Паша встаёт, и мир начинает кружиться, он чувствует холод — холодно пальцам, холодно лицу. Он упирается лбом в кафельную плитку на стене и смеётся. Трогает руками холодную и гладкую поверхность стены. Прижимается к ней щекой, и холод начинает проникать под кожу, просачивается в кости, добирается до каждой клетки и освобождает жизнь из плена плоти. Он идёт к двери камеры и открывает её. Выходит в коридор и идёт по коридору в ту сторону, где в маленьком окне с решётками горит свет. Поворачивает направо и оказывается ещё в одном коридоре. Продолжает идти вдоль закрытых дверей, за которыми столько чудес — но он должен добраться до выхода. И когда коридор заканчивается, он поворачивает налево и идёт по ещё одному длиннющему коридору, и вот наконец в конце его дверь. Он открывает её и выходит на улицу. Бетонная дорожка, ведущая к бетонному забору. На заборе в несколько рядов колючая проволока. В бетонной стене железная дверь, Паша открывает её и выходит в поле — оно укрыто снегом, и тапочки проваливаются в снег, но продолжает идти дальше.
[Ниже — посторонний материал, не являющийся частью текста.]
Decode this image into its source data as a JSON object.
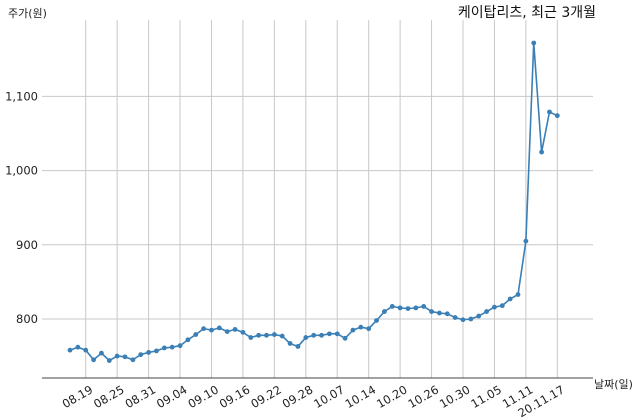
{
  "chart_data": {
    "type": "line",
    "title": "케이탑리츠, 최근 3개월",
    "ylabel": "주가(원)",
    "xlabel": "날짜(일)",
    "ylim": [
      725,
      1200
    ],
    "yticks": [
      800,
      900,
      1000,
      1100
    ],
    "ytick_labels": [
      "800",
      "900",
      "1,000",
      "1,100"
    ],
    "xtick_labels": [
      "08.19",
      "08.25",
      "08.31",
      "09.04",
      "09.10",
      "09.16",
      "09.22",
      "09.28",
      "10.07",
      "10.14",
      "10.20",
      "10.26",
      "10.30",
      "11.05",
      "11.11",
      "20.11.17"
    ],
    "xtick_indices": [
      2,
      6,
      10,
      14,
      18,
      22,
      26,
      30,
      34,
      38,
      42,
      46,
      50,
      54,
      58,
      62
    ],
    "grid": true,
    "line_color": "#3a7fb5",
    "series": [
      {
        "values": [
          758,
          762,
          758,
          745,
          754,
          744,
          750,
          749,
          745,
          752,
          755,
          757,
          761,
          762,
          764,
          772,
          779,
          787,
          785,
          788,
          783,
          786,
          782,
          775,
          778,
          778,
          779,
          777,
          767,
          763,
          775,
          778,
          778,
          780,
          780,
          774,
          785,
          789,
          787,
          798,
          810,
          817,
          815,
          814,
          815,
          817,
          810,
          808,
          807,
          802,
          799,
          800,
          804,
          810,
          816,
          818,
          827,
          833,
          905,
          1172,
          1025,
          1079,
          1074
        ]
      }
    ]
  }
}
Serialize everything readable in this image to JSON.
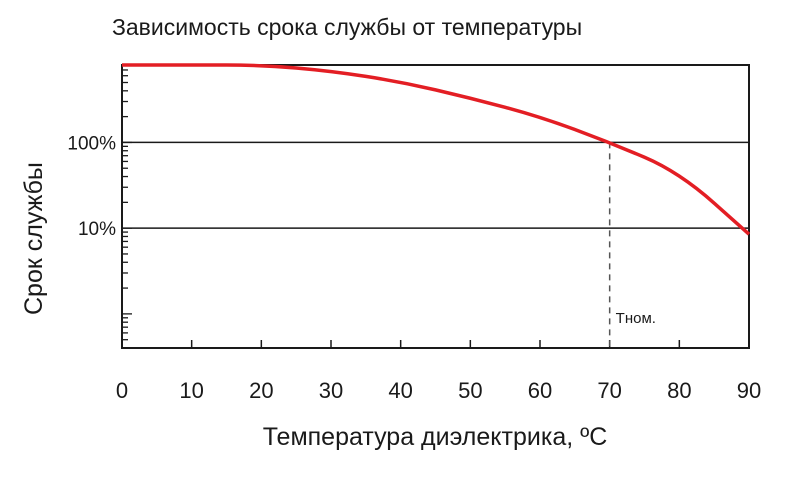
{
  "chart_data": {
    "type": "line",
    "title": "Зависимость срока службы от температуры",
    "xlabel": "Температура диэлектрика, ºC",
    "ylabel": "Срок службы",
    "x_ticks": [
      0,
      10,
      20,
      30,
      40,
      50,
      60,
      70,
      80,
      90
    ],
    "xlim": [
      0,
      90
    ],
    "y_scale": "log",
    "y_tick_labels": [
      {
        "label": "100%",
        "value": 100
      },
      {
        "label": "10%",
        "value": 10
      }
    ],
    "ylim": [
      0.4,
      800
    ],
    "gridlines_y": [
      100,
      10
    ],
    "color": "#e31e24",
    "series": [
      {
        "x": [
          0,
          10,
          20,
          30,
          40,
          50,
          60,
          70,
          80,
          90
        ],
        "y": [
          1000,
          900,
          800,
          680,
          510,
          330,
          200,
          100,
          45,
          8.5
        ]
      }
    ],
    "annotation": {
      "x": 70,
      "label": "Tном."
    }
  }
}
Тапочки всё время слетают с ног, и он выбрасывает их и идёт босиком — снег неглубокий — он только выпал. Впереди овраг — он спускается в него, и вдруг заяц выскакивает из-под ног и спешит убежать. Куда спешишь ты, заяц? Паша взбирается на склон оврага и идёт дальше по полю, доходит до здания, входит в подъезд и поднимается на лифте, выходит на площадку и подходит к двери, открывает её, и там его ждёт она — София.
“Паша” — слышит он голос откуда-то сверху. “Паша” — он лежит в темноте, в пустоте, в вакууме, а откуда сверху голос зовёт его.
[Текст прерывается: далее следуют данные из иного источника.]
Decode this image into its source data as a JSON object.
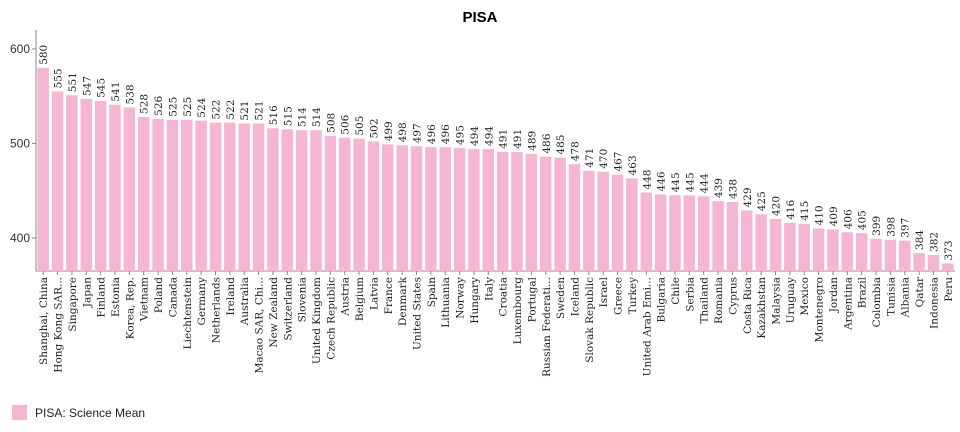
{
  "chart_data": {
    "type": "bar",
    "title": "PISA",
    "xlabel": "",
    "ylabel": "",
    "ylim": [
      365,
      620
    ],
    "yticks": [
      400,
      500,
      600
    ],
    "grid": false,
    "legend_position": "bottom-left",
    "bar_color": "#f4b6d2",
    "legend": [
      "PISA: Science Mean"
    ],
    "categories": [
      "Shanghai, China",
      "Hong Kong SAR...",
      "Singapore",
      "Japan",
      "Finland",
      "Estonia",
      "Korea, Rep.",
      "Vietnam",
      "Poland",
      "Canada",
      "Liechtenstein",
      "Germany",
      "Netherlands",
      "Ireland",
      "Australia",
      "Macao SAR, Chi...",
      "New Zealand",
      "Switzerland",
      "Slovenia",
      "United Kingdom",
      "Czech Republic",
      "Austria",
      "Belgium",
      "Latvia",
      "France",
      "Denmark",
      "United States",
      "Spain",
      "Lithuania",
      "Norway",
      "Hungary",
      "Italy",
      "Croatia",
      "Luxembourg",
      "Portugal",
      "Russian Federati...",
      "Sweden",
      "Iceland",
      "Slovak Republic",
      "Israel",
      "Greece",
      "Turkey",
      "United Arab Emi...",
      "Bulgaria",
      "Chile",
      "Serbia",
      "Thailand",
      "Romania",
      "Cyprus",
      "Costa Rica",
      "Kazakhstan",
      "Malaysia",
      "Uruguay",
      "Mexico",
      "Montenegro",
      "Jordan",
      "Argentina",
      "Brazil",
      "Colombia",
      "Tunisia",
      "Albania",
      "Qatar",
      "Indonesia",
      "Peru"
    ],
    "series": [
      {
        "name": "PISA: Science Mean",
        "values": [
          580,
          555,
          551,
          547,
          545,
          541,
          538,
          528,
          526,
          525,
          525,
          524,
          522,
          522,
          521,
          521,
          516,
          515,
          514,
          514,
          508,
          506,
          505,
          502,
          499,
          498,
          497,
          496,
          496,
          495,
          494,
          494,
          491,
          491,
          489,
          486,
          485,
          478,
          471,
          470,
          467,
          463,
          448,
          446,
          445,
          445,
          444,
          439,
          438,
          429,
          425,
          420,
          416,
          415,
          410,
          409,
          406,
          405,
          399,
          398,
          397,
          384,
          382,
          373
        ]
      }
    ]
  }
}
— Паша, поешь немного, — снова слышит он голос, который стал ближе. Он здесь, прямо пред ним. Это голос его матери.
— Паша, тебе нужно поесть, — мать так добра к нему. Он вдруг выныривает из пустоты и видит её, сидящей на кровати рядом с ним. Вокруг всё белое, светлое, лицо матери доброе, чистое.
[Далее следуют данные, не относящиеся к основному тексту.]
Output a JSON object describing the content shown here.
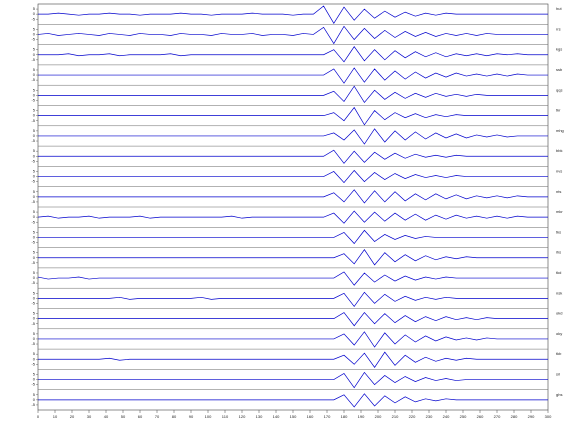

Он чувствует голод, он садится на кровати и берёт из её рук тарелку с манной кашей, берёт ложку и начинает жадно есть.
— Ну вот, видишь как хорошо, теперь отдыхай, — говорит мать, и он снова ложится и закрывает глаза. Он слышит голос Светки:
— Обычно после процедур аппетита у пациентов нет, но ничего, сейчас ещё сделаем укол и пусть отдыхает.
Паша чувствует холодок на запястье, потом резкую боль, как укус насекомого, и его начинает наполнять тепло, и он проваливается в сон.
Паша открывает глаза. Высокий белый потолок, большая комната. Напротив высокие окна с решётками. Он лежит на кровати. Поднимает голову и осматривается — возле окна ряд кроватей, слева и справа тоже кровати. Люди в белых пижамах ходят туда-сюда. Один из них подходит и садится на соседнюю кровать. Это Артём.
— Паша, ну как ты? Прожарили тебе мозги, да? Нужно было спокойно себя вести, а ты чего-то разошёлся.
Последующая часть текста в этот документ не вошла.